Una pared estaba manchada de humo.

El garaje seguía ahí, pero ya no parecía la entrada de la propiedad que Víctor había usado como moneda para comprar tiempo con Rita.

— ¿Qué pasó? —preguntó ella.

Víctor no respondió.

Bajó con dificultad.

Cada paso le recordaba que apenas estaba saliendo de un trasplante, pero siguió avanzando hasta que Teresa lo vio desde su casa.

La mujer cruzó la calle.

—Don Víctor.

—¿Dónde está Ana?

Ni siquiera preguntó primero por el incendio.

Teresa lo notó.

—No sé dónde está viviendo.

—Ella estaba aquí cuando empezó esto?

Teresa tardó apenas un segundo en comprender la acusación escondida en la pregunta.

—Ana salió antes.

Víctor levantó la vista.

—¿Está segura?

—La vi con su maleta.

Teresa señaló hacia la avenida.

—Estuvo esperando el autobús del otro lado. Después vimos el resplandor y empezamos a gritar.

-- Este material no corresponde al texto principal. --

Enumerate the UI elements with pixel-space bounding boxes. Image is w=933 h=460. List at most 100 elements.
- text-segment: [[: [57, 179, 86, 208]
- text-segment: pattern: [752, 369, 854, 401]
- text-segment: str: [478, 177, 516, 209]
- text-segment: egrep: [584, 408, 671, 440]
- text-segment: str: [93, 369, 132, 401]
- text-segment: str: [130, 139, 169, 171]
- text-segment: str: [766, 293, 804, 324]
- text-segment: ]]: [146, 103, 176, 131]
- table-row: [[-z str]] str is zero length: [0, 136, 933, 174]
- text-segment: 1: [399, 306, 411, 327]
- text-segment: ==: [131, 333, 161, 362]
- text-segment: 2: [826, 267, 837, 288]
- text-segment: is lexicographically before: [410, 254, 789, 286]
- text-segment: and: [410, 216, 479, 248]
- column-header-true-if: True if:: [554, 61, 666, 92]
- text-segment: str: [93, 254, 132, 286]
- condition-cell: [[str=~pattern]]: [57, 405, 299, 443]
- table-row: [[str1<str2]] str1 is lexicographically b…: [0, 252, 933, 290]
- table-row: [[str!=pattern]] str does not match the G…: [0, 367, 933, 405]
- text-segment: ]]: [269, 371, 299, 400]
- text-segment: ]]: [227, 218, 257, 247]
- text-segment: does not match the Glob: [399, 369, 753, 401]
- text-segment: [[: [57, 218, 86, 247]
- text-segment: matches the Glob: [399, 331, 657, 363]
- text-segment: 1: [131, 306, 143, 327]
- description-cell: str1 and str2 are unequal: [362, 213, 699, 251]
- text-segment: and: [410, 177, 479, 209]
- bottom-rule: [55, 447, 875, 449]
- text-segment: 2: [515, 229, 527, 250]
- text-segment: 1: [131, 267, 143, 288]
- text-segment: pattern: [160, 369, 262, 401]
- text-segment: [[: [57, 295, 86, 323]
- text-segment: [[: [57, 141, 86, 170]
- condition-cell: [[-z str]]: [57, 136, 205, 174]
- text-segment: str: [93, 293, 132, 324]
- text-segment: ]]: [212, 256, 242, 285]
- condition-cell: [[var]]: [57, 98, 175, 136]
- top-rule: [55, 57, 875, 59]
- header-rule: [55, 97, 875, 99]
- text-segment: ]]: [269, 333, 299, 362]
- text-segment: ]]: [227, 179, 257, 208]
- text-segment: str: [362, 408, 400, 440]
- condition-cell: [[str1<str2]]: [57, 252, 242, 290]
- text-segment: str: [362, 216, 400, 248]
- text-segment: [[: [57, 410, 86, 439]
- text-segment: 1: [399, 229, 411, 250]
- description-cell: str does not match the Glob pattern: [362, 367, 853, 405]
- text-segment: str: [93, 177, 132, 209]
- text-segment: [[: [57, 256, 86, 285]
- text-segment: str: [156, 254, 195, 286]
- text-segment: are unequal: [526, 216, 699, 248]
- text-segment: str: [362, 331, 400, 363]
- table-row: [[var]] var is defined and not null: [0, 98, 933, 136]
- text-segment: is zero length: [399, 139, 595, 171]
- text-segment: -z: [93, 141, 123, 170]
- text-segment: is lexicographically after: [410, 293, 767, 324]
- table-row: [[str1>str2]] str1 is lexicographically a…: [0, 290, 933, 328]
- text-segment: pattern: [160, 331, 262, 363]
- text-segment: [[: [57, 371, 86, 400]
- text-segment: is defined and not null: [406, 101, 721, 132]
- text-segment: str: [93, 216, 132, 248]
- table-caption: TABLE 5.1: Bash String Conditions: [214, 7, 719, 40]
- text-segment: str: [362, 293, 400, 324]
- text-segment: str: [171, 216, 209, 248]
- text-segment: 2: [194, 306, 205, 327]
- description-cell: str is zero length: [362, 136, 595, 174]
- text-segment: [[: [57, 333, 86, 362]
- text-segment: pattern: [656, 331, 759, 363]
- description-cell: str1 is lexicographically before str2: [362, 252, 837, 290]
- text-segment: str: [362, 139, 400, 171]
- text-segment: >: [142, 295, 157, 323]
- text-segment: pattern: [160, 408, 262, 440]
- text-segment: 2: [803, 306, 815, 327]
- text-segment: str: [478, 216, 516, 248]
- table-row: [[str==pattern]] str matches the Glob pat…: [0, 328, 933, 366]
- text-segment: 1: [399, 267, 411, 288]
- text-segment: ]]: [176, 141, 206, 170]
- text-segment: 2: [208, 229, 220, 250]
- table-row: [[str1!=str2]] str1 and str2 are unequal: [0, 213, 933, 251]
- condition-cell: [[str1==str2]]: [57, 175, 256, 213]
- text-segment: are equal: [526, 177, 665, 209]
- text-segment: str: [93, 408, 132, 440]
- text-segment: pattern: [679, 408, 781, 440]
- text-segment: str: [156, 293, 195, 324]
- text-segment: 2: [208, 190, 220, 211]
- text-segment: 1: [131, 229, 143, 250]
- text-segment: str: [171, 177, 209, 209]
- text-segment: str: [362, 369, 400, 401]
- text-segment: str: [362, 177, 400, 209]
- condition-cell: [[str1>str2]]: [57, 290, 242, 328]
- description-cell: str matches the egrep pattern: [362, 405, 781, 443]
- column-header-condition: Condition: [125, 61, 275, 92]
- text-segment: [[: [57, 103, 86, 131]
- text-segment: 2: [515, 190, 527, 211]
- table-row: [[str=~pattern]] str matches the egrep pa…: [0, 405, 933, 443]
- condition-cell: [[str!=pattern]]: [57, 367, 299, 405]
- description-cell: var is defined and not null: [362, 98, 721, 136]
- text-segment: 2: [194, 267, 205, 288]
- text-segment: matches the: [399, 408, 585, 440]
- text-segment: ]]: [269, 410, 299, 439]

Rita se acercó unos pasos.

—Entonces, ¿se quedó sola?

Teresa la miró sin saber quién era.

—Yo sólo le estoy diciendo lo que vi.

Eso bastó para destruir la primera explicación de que Víctor había comenzado a construir en su cabeza.

Si Ana había provocado el incendio, Teresa acababa de colocarla fuera de la propiedad antes de que las llamas fueran visibles.

Aún así, Víctor necesitaba culpables.

Necesitaba que alguien hubiera hecho aquello contra él, porque aceptar que su vida se había desordenado sin pedirle permiso era mucho más difícil.

—Ella sabía algo —murmuró.

Rita lo escuchó.

—¿Qué quieres decir?

—Se llevaron sus cosas antes.

Teresa intervino.

—Se llevó una maleta.

—Exactamente.

—Una maleta, don Víctor. Sus muebles seguían adentro.

Víctor guardó silencio.

Teresa había visto salir a Ana cargando fotografías, papeles y objetos personales, pero también había visto las habitaciones todavía llenas.